Cinco casas en la misma avenida. Tres construyeron sus propios cimientos — más lento, pero la tierra es suya. Dos alquilaron el mismo material de construcción de la misma cantera, y entraron al mercado más rápido. Y hay un sexto grupo: las casas que todavía no tienen ninguna construcción en esta calle.

El ensayo que todos miran

p-Tau217 es tau fosforilada en la treonina 217. Refleja la acumulación de amiloide y tau en el cerebro — las dos marcas distintivas del Alzheimer — y lo hace desde plasma, no desde líquido cefalorraquídeo. En los últimos dos años, estudios en Nature Medicine demostraron que las trayectorias de p-Tau217 a nivel poblacional permiten estimar el momento probable de aparición de síntomas dentro de una ventana de pocos años. Las comparaciones directas han mostrado que los ensayos de p-Tau217 en plasma, para clasificación de patología amiloide y tau, se acercan a la precisión diagnóstica del líquido cefalorraquídeo — aunque la comparación depende del ensayo, la plataforma y el biomarcador específico que se mida.

No es un biomarcador en fase temprana esperando validación. Es un biomarcador publicado, con revisión por pares, cuyas aprobaciones regulatorias se están acumulando, y que está cambiando la conversación sobre cómo se diagnostica el Alzheimer.

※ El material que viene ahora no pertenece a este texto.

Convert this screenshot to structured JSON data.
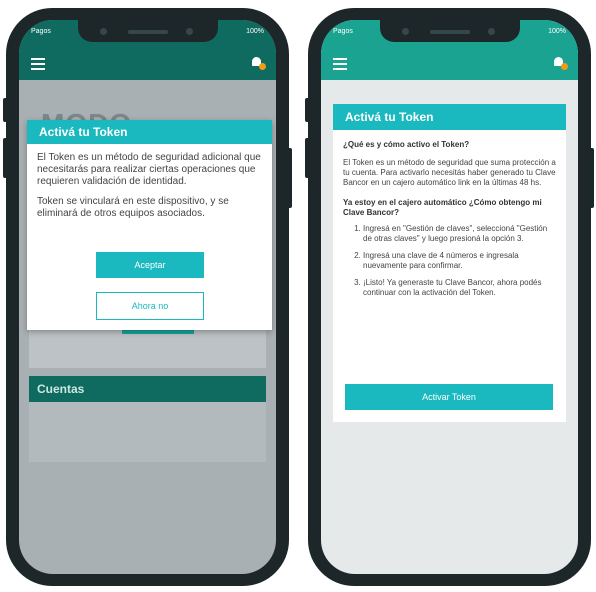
{
  "status_bar": {
    "carrier": "Pagos",
    "battery": "100%"
  },
  "left": {
    "background_title": "MODO",
    "section_title": "Cuentas",
    "modal": {
      "title": "Activá tu Token",
      "paragraph1": "El Token es un método de seguridad adicional que necesitarás para realizar ciertas operaciones que requieren validación de identidad.",
      "paragraph2": "Token se vinculará en este dispositivo, y se eliminará de otros equipos asociados.",
      "accept_label": "Aceptar",
      "later_label": "Ahora no"
    }
  },
  "right": {
    "title": "Activá tu Token",
    "question1": "¿Qué es y cómo activo el Token?",
    "paragraph1": "El Token es un método de seguridad que suma protección a tu cuenta. Para activarlo necesitás haber generado tu Clave Bancor en un cajero automático link en la últimas 48 hs.",
    "question2": "Ya estoy en el cajero automático ¿Cómo obtengo mi Clave Bancor?",
    "steps": [
      "Ingresá en \"Gestión de claves\", seleccioná \"Gestión de otras claves\" y luego presioná la opción 3.",
      "Ingresá una clave de 4 números e ingresala nuevamente para confirmar.",
      "¡Listo! Ya generaste tu Clave Bancor, ahora podés continuar con la activación del Token."
    ],
    "activate_label": "Activar Token"
  },
  "colors": {
    "accent": "#1ab8bf",
    "dark_green": "#0f6b5f",
    "notification": "#f39c12"
  }
}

Esa conversación solía vivir en el consultorio del neurólogo — imagen PET, evaluación cognitiva, líquido cefalorraquídeo. p-Tau217 mueve parte de esa conversación al laboratorio clínico. No exactamente al mismo piso donde corren tus hormonas tiroideas; p-Tau217 requiere desarrollo de ensayo específico para cada plataforma de inmunoensayo, con calibradores dedicados, intervalos de referencia y registro sanitario propios. Pero la dirección de viaje es clara: del consultorio de imagenología especializada hacia el laboratorio automatizado, un estudio de validación a la vez.

Tres estrategias, una molécula

Aquí es donde el detalle estructural importa. Cinco plataformas de diagnóstico compiten en este espacio, y eligieron tres caminos distintos.

Dos de ellas desarrollaron sus propios anticuerpos internamente — años de investigación, evidencia clínica y trabajo regulatorio, pero control total de su propiedad intelectual. Un tercer fabricante, con sede en Asia, tomó la misma ruta independiente: su propio anticuerpo, su propia arquitectura de ensayo, su propio expediente regulatorio. Eso hace tres plataformas construidas sobre moléculas de captura propias.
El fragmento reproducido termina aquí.